DeJong completed his inspection of Dutchman’s sails and smiled thinly as he contemplated the game awaiting him on the American coast.
-----
Dex found it easy to slip back into life aboard the White Shark. When he left the Captain's cabin, he made the familiar climb up the main mast to find Tobias at watch on the observation platform.
“I didn't get a chance to thank you for getting me out of Boston,” Dex said. “I don't know how you came to be there, but I sure appreciate it.”
“I’d been looking for you for three days,” Tobias said. Found you once at that house the other night, and I tried to follow you when you lit out but you just disappeared.” He grinned slyly. “Maybe you are a witch at that.”
“Dex laughed. “That was you? I thought the whole neighborhood was after me.”
“I suspected you were staying at
the Emerald Inn,” Tobias said, “but I didn't dare go there for fear of meeting my old master, so I waited around that house, hoping you'd come back.”
Dex sobered at the thought of slavery, an ugly reality of this time. “I brought you a gift,” he said reaching into his pocket and holding out the clasp knife. “I thought you might use it for carving.”
Tobias admired the knife, turning it over in his hands and then opening it and testing the blade against his thumbnail. “Thank you, Dex” he said, “I've never had such a fine thing.”
In contrast with Tobias' friendly demeanor, Weldon Quill was visibly unhappy at Dex's return. “Any but the captain's pet would face the lash for missing the ship,” he snarled in response to Dex's greeting at the noon meal.
For two days, the White Shark raced to the southeast before a fresh north wind that hinted at the coming coolness of autumn. With the real prospect of action in the offing, the crew did not object to the morning and afternoon cannon drills ordered by Captain Campbell. A grindstone was set up against the fore-peak bulkhead and one man was detailed to sharpen a pile of cutlasses and boarding axes. Sand buckets were filled and set by the cannons ready, Dex learned with a renewed sense of unreality, to provide traction on a blood-soaked deck, and water butts were brought up from below and lashed to the masts in case of fire. As a final prelude to battle, large rope nets were brought up from the holds and rigged so that they could be quickly raised over the deck to protect the crew from falling rigging shot loose by enemy cannon fire. The crew’s hammocks were also hung on nets over the center of the deck as splinter shields.

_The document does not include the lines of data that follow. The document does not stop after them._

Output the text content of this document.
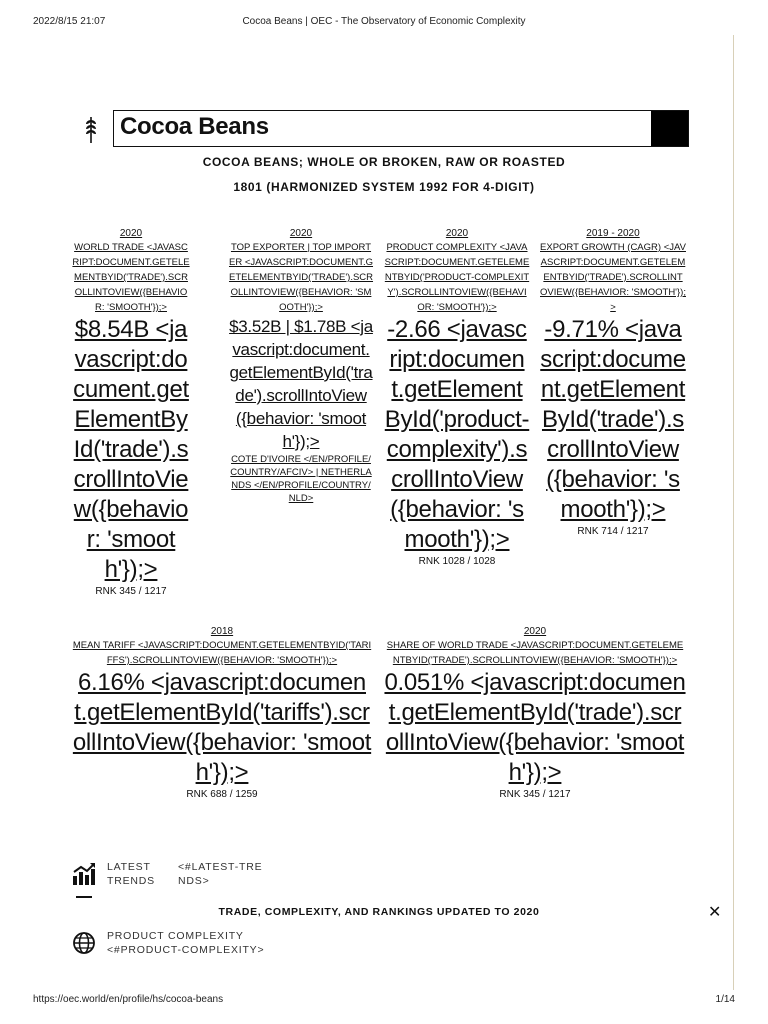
2022/8/15 21:07	Cocoa Beans | OEC - The Observatory of Economic Complexity
Cocoa Beans
COCOA BEANS; WHOLE OR BROKEN, RAW OR ROASTED
1801 (HARMONIZED SYSTEM 1992 FOR 4-DIGIT)
2020
WORLD TRADE <JAVASCRIPT:DOCUMENT.GETELEMENTBYID('TRADE').SCROLLINTOVIEW({BEHAVIOR: 'SMOOTH'});>
$8.54B <javascript:document.getElementById('trade').scrollIntoView({behavior: 'smooth'});>
RNK 345 / 1217
2020
TOP EXPORTER | TOP IMPORTER <JAVASCRIPT:DOCUMENT.GETELEMENTBYID('TRADE').SCROLLINTOVIEW({BEHAVIOR: 'SMOOTH'});>
$3.52B | $1.78B <javascript:document.getElementById('trade').scrollIntoView({behavior: 'smooth'});>
COTE D'IVOIRE </EN/PROFILE/COUNTRY/AFCIV> | NETHERLANDS </EN/PROFILE/COUNTRY/NLD>
2020
PRODUCT COMPLEXITY <JAVASCRIPT:DOCUMENT.GETELEMENTBYID('PRODUCT-COMPLEXITY').SCROLLINTOVIEW({BEHAVIOR: 'SMOOTH'});>
-2.66 <javascript:document.getElementById('product-complexity').scrollIntoView({behavior: 'smooth'});>
RNK 1028 / 1028
2019 - 2020
EXPORT GROWTH (CAGR) <JAVASCRIPT:DOCUMENT.GETELEMENTBYID('TRADE').SCROLLINTOVIEW({BEHAVIOR: 'SMOOTH'});>
-9.71% <javascript:document.getElementById('trade').scrollIntoView({behavior: 'smooth'});>
RNK 714 / 1217
2018
MEAN TARIFF <JAVASCRIPT:DOCUMENT.GETELEMENTBYID('TARIFFS').SCROLLINTOVIEW({BEHAVIOR: 'SMOOTH'});>
6.16% <javascript:document.getElementById('tariffs').scrollIntoView({behavior: 'smooth'});>
RNK 688 / 1259
2020
SHARE OF WORLD TRADE <JAVASCRIPT:DOCUMENT.GETELEMENTBYID('TRADE').SCROLLINTOVIEW({BEHAVIOR: 'SMOOTH'});>
0.051% <javascript:document.getElementById('trade').scrollIntoView({behavior: 'smooth'});>
RNK 345 / 1217
LATEST TRENDS
<#LATEST-TRENDS>
TRADE, COMPLEXITY, AND RANKINGS UPDATED TO 2020	✕
PRODUCT COMPLEXITY <#PRODUCT-COMPLEXITY>
https://oec.world/en/profile/hs/cocoa-beans	1/14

Determined to carry his own weight, Dex worked hard to master his part as a powder monkey in the cannon drills, learning to slide quickly down the companionway to the powder magazine, and climb back up without using his hands. The five pound cloth powder bags were unwieldy but Dex could manage four of them at a time. When cannonballs were called for however, he had all he could do to carry two of the solid eighteen pound cast iron balls that were usually required. Dex also learned to recognize grape shot, which was a bunch of one to one and a half inch balls sewn into a bag that was fired out of the cannon to clear the decks of an opposing ship, much like a giant shotgun, and chain shot which was two cannon balls connected by a two foot length of iron chain and used to bring down enemy masts and rigging. Dex was sprawled tiredly against the mainmast the after the morning drill on the second day when Quill stepped up and kicked him painfully in the ankle. “Get up, lubber, the Captain wants you.”